Langkah tersebut diambil karena sistem perparkiran di Jakarta saat ini dinilai masih kurang transparan akibat proses pengolahan data yang belum terintegrasi secara langsung. Legislator menyoroti potensi besar dari sektor parkir yang belum tergarap optimal karena masih adanya celah manipulasi dalam pelaporan manual.
Ketua Pansus Perparkiran, Jupiter, menegaskan bahwa penerapan teknologi e-trap harus memungkinkan pemantauan data secara seketika. Hal ini diperlukan agar koordinasi dengan Badan Pendapatan Daerah (Bapenda) dapat berjalan lebih efektif untuk mencegah praktik kecurangan.
"E-trap ini harus segera dipasang dan bisa dipantau langsung (real-time), serta terhubung dengan Bapenda. Tujuannya supaya transparan dan tidak ada manipulasi data," kata Jupiter, Selasa.

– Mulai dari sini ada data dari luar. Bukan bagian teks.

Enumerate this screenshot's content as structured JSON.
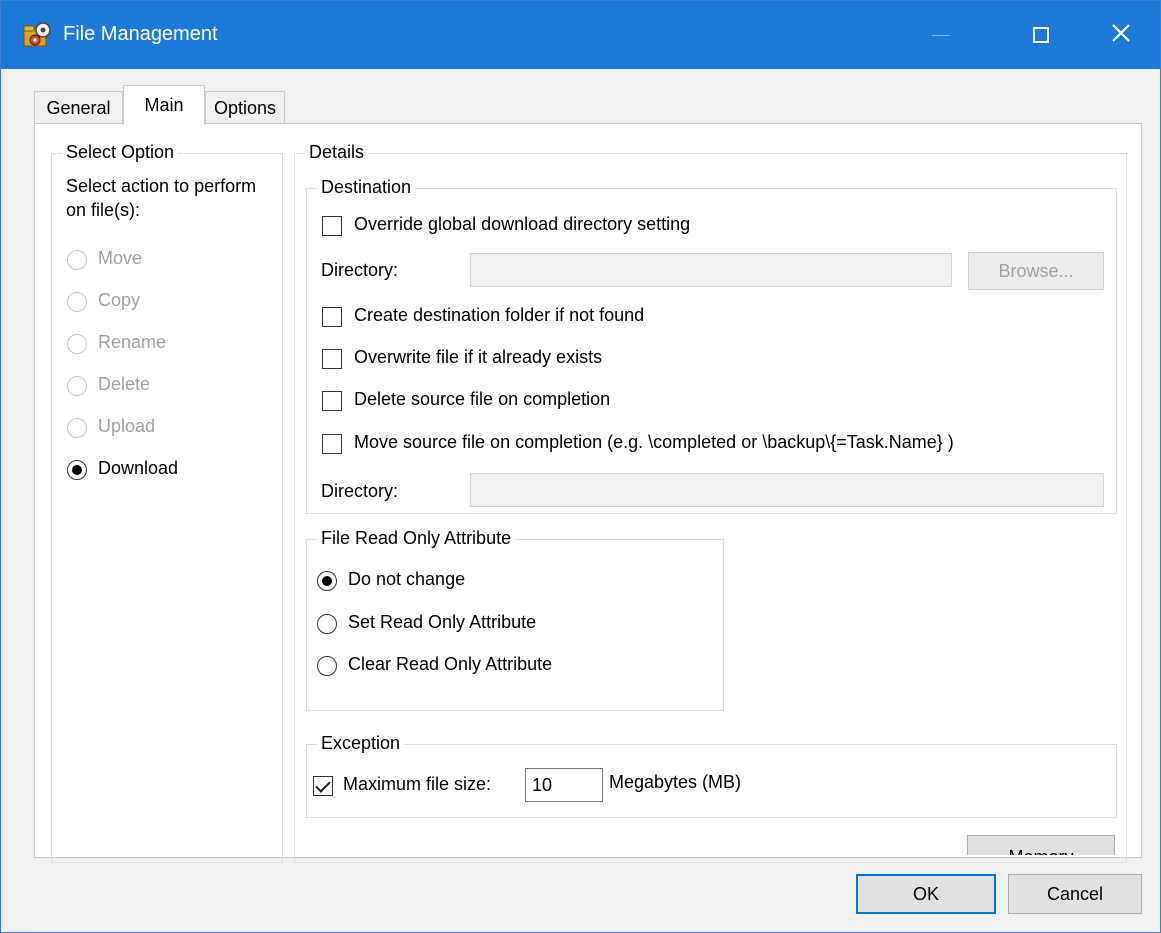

Jupiter menambahkan bahwa prioritas pemasangan sistem ini menyasar lokasi-lokasi komersial kelas atas yang memiliki volume kendaraan tinggi. Pemilihan lokasi strategis tersebut diyakini akan memberikan dampak signifikan terhadap kenaikan pemasukan kas daerah dari sektor pajak parkir.
"Mungkin bisa dipasang di mal-mal besar, di pusat perbelanjaan misalnya di Grand Indonesia, di Plaza Indonesia, kemudian Plaza Senayan, yang kita anggap pusat perbelanjaan yang selalu ramai, termasuk di Senayan City," ucap Jupiter.

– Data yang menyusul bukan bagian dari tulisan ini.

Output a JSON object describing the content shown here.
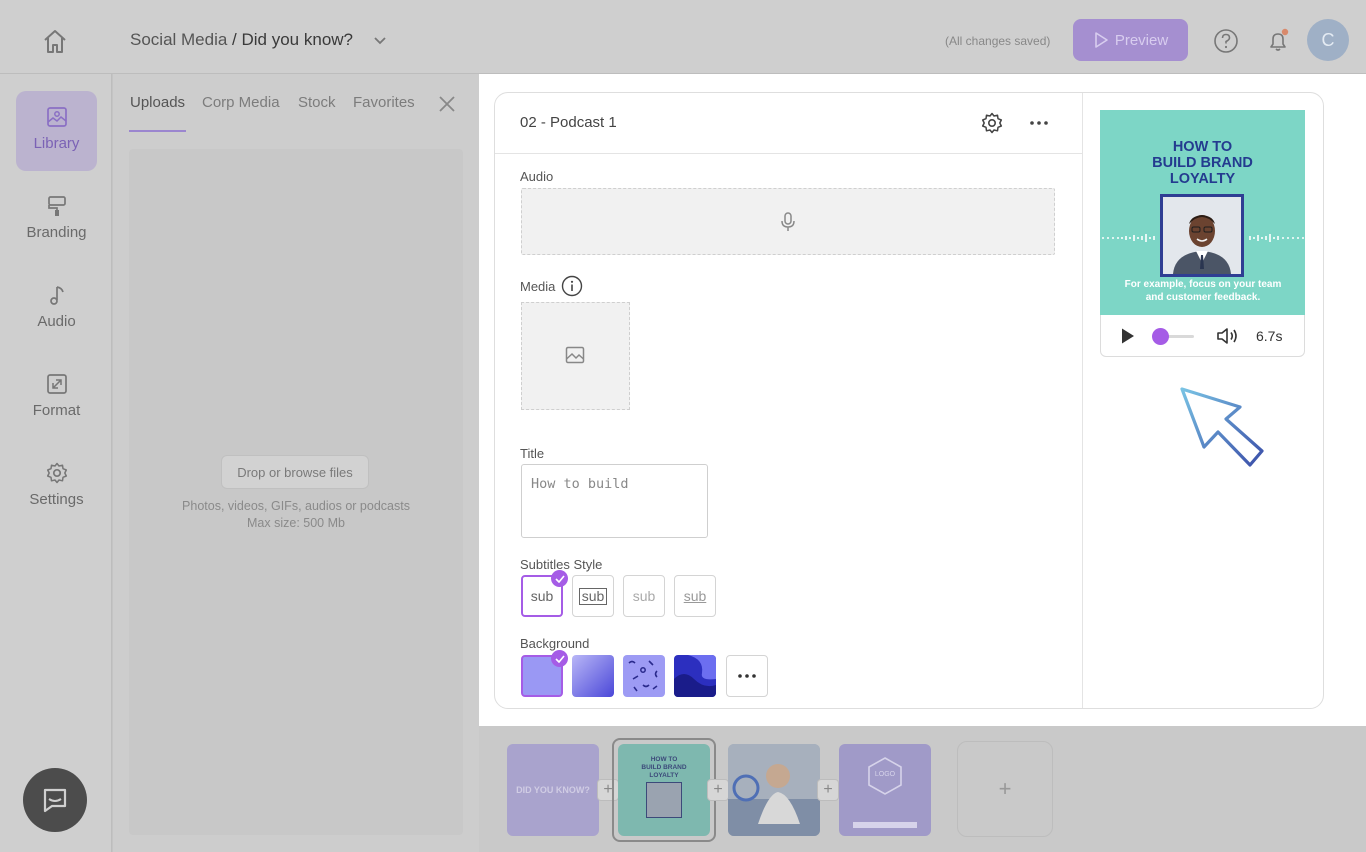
{
  "header": {
    "breadcrumb_parent": "Social Media",
    "breadcrumb_separator": " / ",
    "breadcrumb_current": "Did you know?",
    "save_status": "(All changes saved)",
    "preview_label": "Preview",
    "avatar_initial": "C"
  },
  "rail": {
    "items": [
      {
        "label": "Library",
        "icon": "image-icon",
        "active": true
      },
      {
        "label": "Branding",
        "icon": "paint-roller-icon"
      },
      {
        "label": "Audio",
        "icon": "music-note-icon"
      },
      {
        "label": "Format",
        "icon": "resize-icon"
      },
      {
        "label": "Settings",
        "icon": "gear-icon"
      }
    ]
  },
  "library": {
    "tabs": [
      "Uploads",
      "Corp Media",
      "Stock",
      "Favorites"
    ],
    "active_tab": "Uploads",
    "drop_button": "Drop or browse files",
    "hint_line1": "Photos, videos, GIFs, audios or podcasts",
    "hint_line2": "Max size: 500 Mb"
  },
  "editor": {
    "scene_title": "02 - Podcast 1",
    "audio_label": "Audio",
    "media_label": "Media",
    "title_label": "Title",
    "title_value": "How to build",
    "subtitles_label": "Subtitles Style",
    "subtitle_styles": [
      "sub",
      "sub",
      "sub",
      "sub"
    ],
    "selected_subtitle_style": 0,
    "background_label": "Background",
    "selected_background": 0,
    "accent_color": "#a55ce6"
  },
  "preview": {
    "headline": "HOW TO\nBUILD BRAND\nLOYALTY",
    "caption": "For example, focus on your team\nand customer feedback.",
    "duration": "6.7s",
    "progress": 0.0,
    "bg_color": "#7dd6c6",
    "headline_color": "#243b8f"
  },
  "strip": {
    "thumb1_text": "DID YOU KNOW?",
    "thumb2_text": "HOW TO\nBUILD BRAND\nLOYALTY",
    "thumb4_text": "LOGO",
    "add_symbol": "+"
  }
}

Persoalan lain yang ditemukan dalam rapat tersebut adalah inefisiensi biaya operasional pada sejumlah titik parkir yang dikelola oleh pihak ketiga. DPRD DKI mencatat beberapa lokasi justru mengalami defisit karena tingginya beban gaji karyawan untuk layanan operasional penuh selama 24 jam.
Contoh nyata kerugian operasional dipaparkan dalam data pengelolaan parkir di salah satu hotel di kawasan Cikini. Pendapatan parkir tahunan di lokasi tersebut tercatat sebesar Rp408 juta, namun pengelola harus mengeluarkan biaya hingga Rp563 juta untuk operasional.
"Di Hotel Mercure kemudian rugi Rp 70 juta dengan biaya (operasional) per tahun Rp 299 juta," katanya.
Penggunaan e-trap diproyeksikan tidak hanya akan meningkatkan akurasi pendapatan melalui sistem digital, tetapi juga memangkas ketergantungan pada petugas lapangan. Melalui digitalisasi ini, DPRD berharap biaya operasional perparkiran di Jakarta menjadi lebih efisien dan terukur.